È la regina del pop, l’abbiamo ospitata per una settimana anche in questa villa di 30 camere della famiglia Rossellini, dove ci siamo chiusi dentro per due mesi e abbiamo costruito il nostro album. Sono passati tutti, da Coez a Gemitaiz, amici, colleghi. Cerchiamo di fare musica senza essere influenzati dalla mode. Ho sentito Anna, abbiamo prodotto questo brano. Lei è veramente una cantante vera. Io sono uno strumento scordato. Trovarmi ora per tre minuti su un palco con artisti di quel calibro… è un esame. Ma ho fatto più di 150 date, anche davanti a solo 30 persone che ci tiravano cose in testa, quindi sono pronto.

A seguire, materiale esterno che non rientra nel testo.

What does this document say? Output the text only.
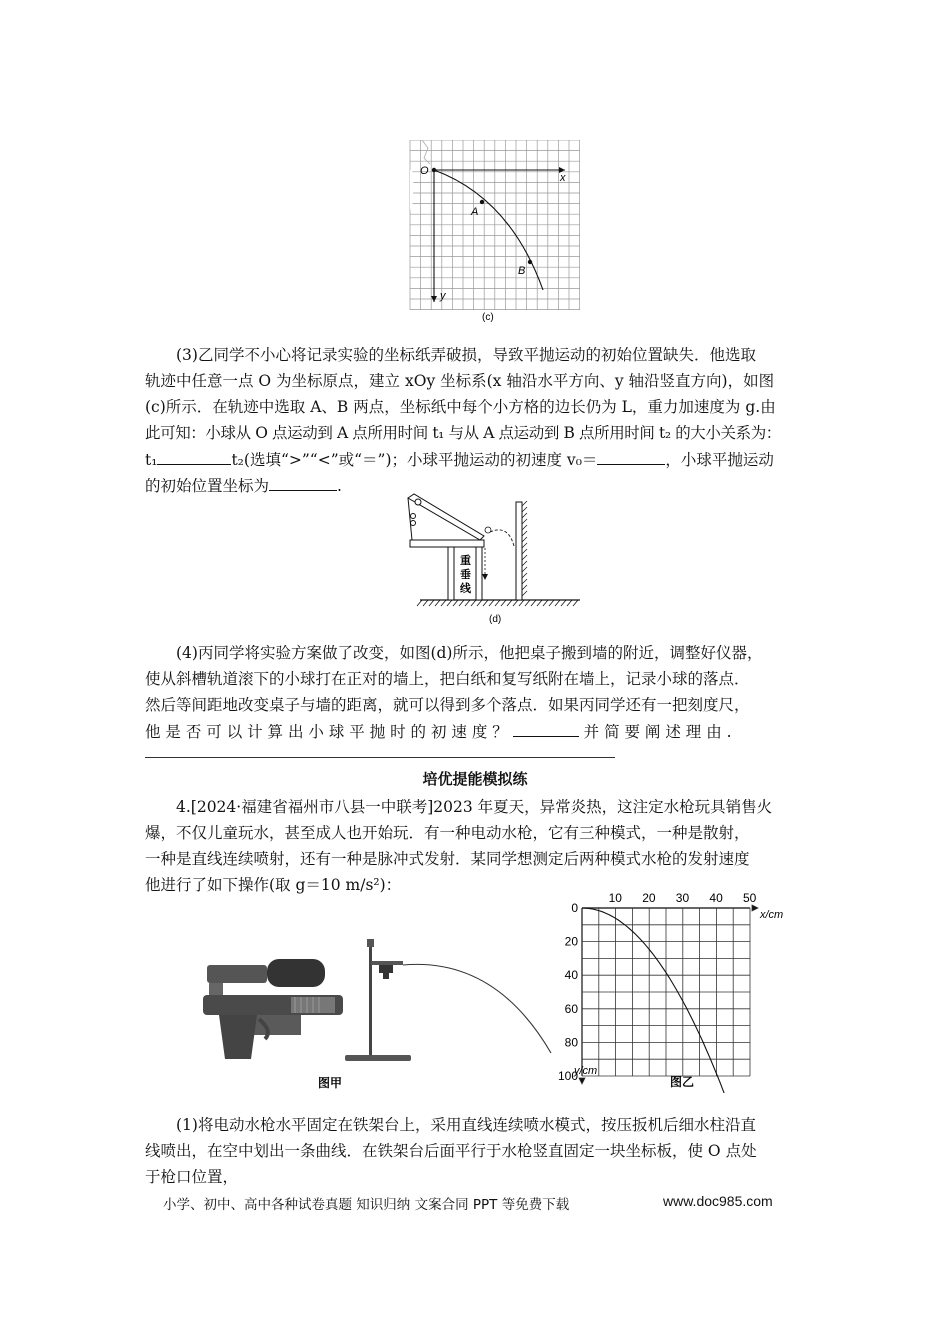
O
x
y
A
B
(c)
(3)乙同学不小心将记录实验的坐标纸弄破损，导致平抛运动的初始位置缺失．他选取
轨迹中任意一点 O 为坐标原点，建立 xOy 坐标系(x 轴沿水平方向、y 轴沿竖直方向)，如图
(c)所示．在轨迹中选取 A、B 两点，坐标纸中每个小方格的边长仍为 L，重力加速度为 g.由
此可知：小球从 O 点运动到 A 点所用时间 t₁ 与从 A 点运动到 B 点所用时间 t₂ 的大小关系为：
t₁	t₂(选填“>”“<”或“＝”)；小球平抛运动的初速度 v₀＝	，小球平抛运动
的初始位置坐标为	.
重
垂
线
(d)
(4)丙同学将实验方案做了改变，如图(d)所示，他把桌子搬到墙的附近，调整好仪器，
使从斜槽轨道滚下的小球打在正对的墙上，把白纸和复写纸附在墙上，记录小球的落点．
然后等间距地改变桌子与墙的距离，就可以得到多个落点．如果丙同学还有一把刻度尺，
他 是 否 可 以 计 算 出 小 球 平 抛 时 的 初 速 度 ？	并 简 要 阐 述 理 由 .
培优提能模拟练
4.[2024·福建省福州市八县一中联考]2023 年夏天，异常炎热，这注定水枪玩具销售火
爆，不仅儿童玩水，甚至成人也开始玩．有一种电动水枪，它有三种模式，一种是散射，
一种是直线连续喷射，还有一种是脉冲式发射．某同学想测定后两种模式水枪的发射速度
他进行了如下操作(取 g＝10 m/s²)：
图甲
10 20 30 40 50
0
20
40
60
80
100
x/cm
y/cm
图乙
(1)将电动水枪水平固定在铁架台上，采用直线连续喷水模式，按压扳机后细水柱沿直
线喷出，在空中划出一条曲线．在铁架台后面平行于水枪竖直固定一块坐标板，使 O 点处
于枪口位置，
小学、初中、高中各种试卷真题 知识归纳 文案合同 PPT 等免费下载	www.doc985.com
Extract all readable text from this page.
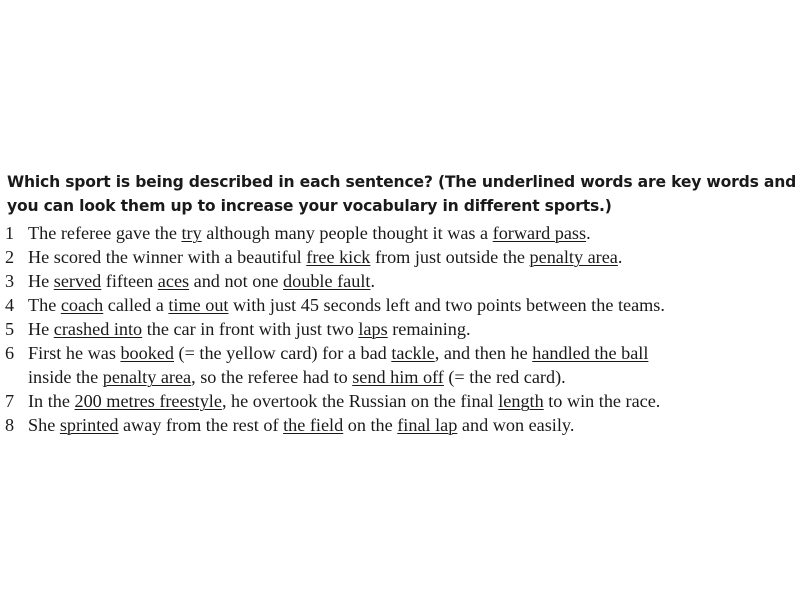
Which sport is being described in each sentence? (The underlined words are key words and you can look them up to increase your vocabulary in different sports.)
1 The referee gave the try although many people thought it was a forward pass.
2 He scored the winner with a beautiful free kick from just outside the penalty area.
3 He served fifteen aces and not one double fault.
4 The coach called a time out with just 45 seconds left and two points between the teams.
5 He crashed into the car in front with just two laps remaining.
6 First he was booked (= the yellow card) for a bad tackle, and then he handled the ball
inside the penalty area, so the referee had to send him off (= the red card).
7 In the 200 metres freestyle, he overtook the Russian on the final length to win the race.
8 She sprinted away from the rest of the field on the final lap and won easily.
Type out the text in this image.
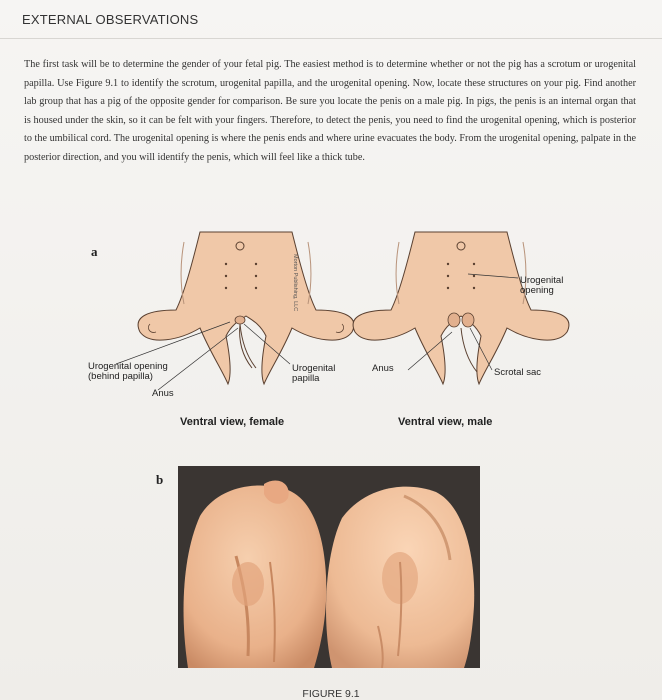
EXTERNAL OBSERVATIONS
The first task will be to determine the gender of your fetal pig. The easiest method is to determine whether or not the pig has a scrotum or urogenital papilla. Use Figure 9.1 to identify the scrotum, urogenital papilla, and the urogenital opening. Now, locate these structures on your pig. Find another lab group that has a pig of the opposite gender for comparison. Be sure you locate the penis on a male pig. In pigs, the penis is an internal organ that is housed under the skin, so it can be felt with your fingers. Therefore, to detect the penis, you need to find the urogenital opening, which is posterior to the umbilical cord. The urogenital opening is where the penis ends and where urine evacuates the body. From the urogenital opening, palpate in the posterior direction, and you will identify the penis, which will feel like a thick tube.
a
Morton Publishing, LLC
Urogenital opening
(behind papilla)
Anus
Urogenital
papilla
Anus	Scrotal sac
Urogenital
opening
Ventral view, female	Ventral view, male
b
FIGURE 9.1
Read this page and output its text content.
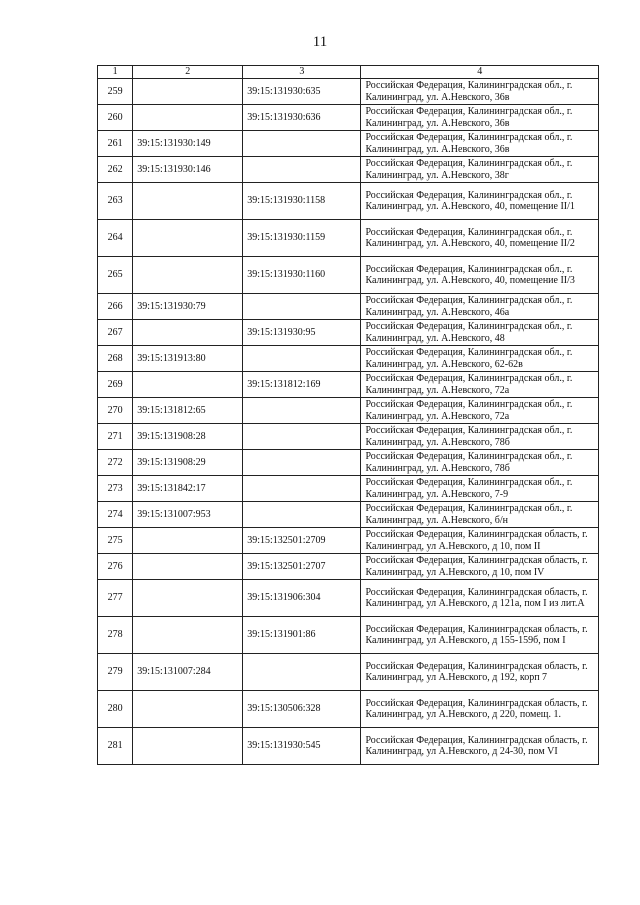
11
1	2	3	4
259		39:15:131930:635	Российская Федерация, Калининградская обл., г. Калининград, ул. А.Невского, 36в
260		39:15:131930:636	Российская Федерация, Калининградская обл., г. Калининград, ул. А.Невского, 36в
261	39:15:131930:149		Российская Федерация, Калининградская обл., г. Калининград, ул. А.Невского, 36в
262	39:15:131930:146		Российская Федерация, Калининградская обл., г. Калининград, ул. А.Невского, 38г
263		39:15:131930:1158	Российская Федерация, Калининградская обл., г. Калининград, ул. А.Невского, 40, помещение II/1
264		39:15:131930:1159	Российская Федерация, Калининградская обл., г. Калининград, ул. А.Невского, 40, помещение II/2
265		39:15:131930:1160	Российская Федерация, Калининградская обл., г. Калининград, ул. А.Невского, 40, помещение II/3
266	39:15:131930:79		Российская Федерация, Калининградская обл., г. Калининград, ул. А.Невского, 46а
267		39:15:131930:95	Российская Федерация, Калининградская обл., г. Калининград, ул. А.Невского, 48
268	39:15:131913:80		Российская Федерация, Калининградская обл., г. Калининград, ул. А.Невского, 62-62в
269		39:15:131812:169	Российская Федерация, Калининградская обл., г. Калининград, ул. А.Невского, 72а
270	39:15:131812:65		Российская Федерация, Калининградская обл., г. Калининград, ул. А.Невского, 72а
271	39:15:131908:28		Российская Федерация, Калининградская обл., г. Калининград, ул. А.Невского, 78б
272	39:15:131908:29		Российская Федерация, Калининградская обл., г. Калининград, ул. А.Невского, 78б
273	39:15:131842:17		Российская Федерация, Калининградская обл., г. Калининград, ул. А.Невского, 7-9
274	39:15:131007:953		Российская Федерация, Калининградская обл., г. Калининград, ул. А.Невского, б/н
275		39:15:132501:2709	Российская Федерация, Калининградская область, г. Калининград, ул А.Невского, д 10, пом II
276		39:15:132501:2707	Российская Федерация, Калининградская область, г. Калининград, ул А.Невского, д 10, пом IV
277		39:15:131906:304	Российская Федерация, Калининградская область, г. Калининград, ул А.Невского, д 121а, пом I из лит.А
278		39:15:131901:86	Российская Федерация, Калининградская область, г. Калининград, ул А.Невского, д 155-159б, пом I
279	39:15:131007:284		Российская Федерация, Калининградская область, г. Калининград, ул А.Невского, д 192, корп 7
280		39:15:130506:328	Российская Федерация, Калининградская область, г. Калининград, ул А.Невского, д 220, помещ. 1.
281		39:15:131930:545	Российская Федерация, Калининградская область, г. Калининград, ул А.Невского, д 24-30, пом VI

Una cosa di cui non puoi fare a meno.
Non cose ma persone. Siamo in cinque, ci mettiamo tranquillità a vicenda. Ognuno para le spalle all’altro.
Tu guardavi Sanremo?
Il Festival è patrimonio culturale italiano. Ho il ricordo della famiglia che si ritrovava, come un po’ fosse Natale. Ho seguito Vasco al Festival, sono suo mega fan. Alla fine quelli che piacciono a me non vincono mai.
“Sono io Amleto” è il titolo del tuo libro. Me lo racconti?
Amleto. Mi è piaciuto il titolo, la tragedia che diventa opera di successo. Avevamo qualcosa da dire. Per capire un artista bisogna conoscere la sua storia. È un viaggio nella mia vita ma anche nella vita dei giovani, nei loro problemi, nella realtà di tutti i giorni. Avevamo qualcosa da dire che era già uscito nelle canzoni. Per capire un’artista bisogna conoscere la sua storia. E poi come dicevo prima la musica che ha qualcosa da dire in qualunque caso. È un viaggio nella mia vita nella vita dei giovani, nei loro problemi, nella realtà di tutti i giorni.
Hai tatuaggi sul viso, perche?
Volevo qualcosa che mi distinguesse dagli altri. Ero arrivato a un punto della vita in cui potevo permettermi di fare una cosa del genere. Ma a chi mi segue dico sempre di pensarci bene. È vero che poi non trovi lavoro. Io ci ho messo anni per costruirmi una carriera. L’ho fatto solo quando ho sentito di avere basi solide.
Cosa c’è scritto?
Pour l’amour, per l’amore, ma non per una persona ma per la musica. E Scusa. Che me lo sono chiesto dopo averlo fatto.
Non hai paura di essere “normalizzato” su quel palco?
Non siamo personaggi da Sanremo. Le mie canzoni sono molto personali, parlano di me. Le persone si sono affezionate a questo, sanno chi sono. Non mi preoccupa il palco. Ma va affrontato con preparazione.
Che rapporto hai con la moda?
La seguo, ma non la subisco. Perché penso sia molto importante e perché è una mia passione. Posso vestirmi bene con poco, la moda la fai anche con due stracci, non è questione di marche. Quando abbiamo iniziato indossavamo gli occhiali da donna da 15 euro mica i Gucci. Avevamo i pantaloni gialli, senza brand. La moda è attitudine. È una forma d’arte importante. Ma lo stile non è deciso da quanti soldi hai addosso.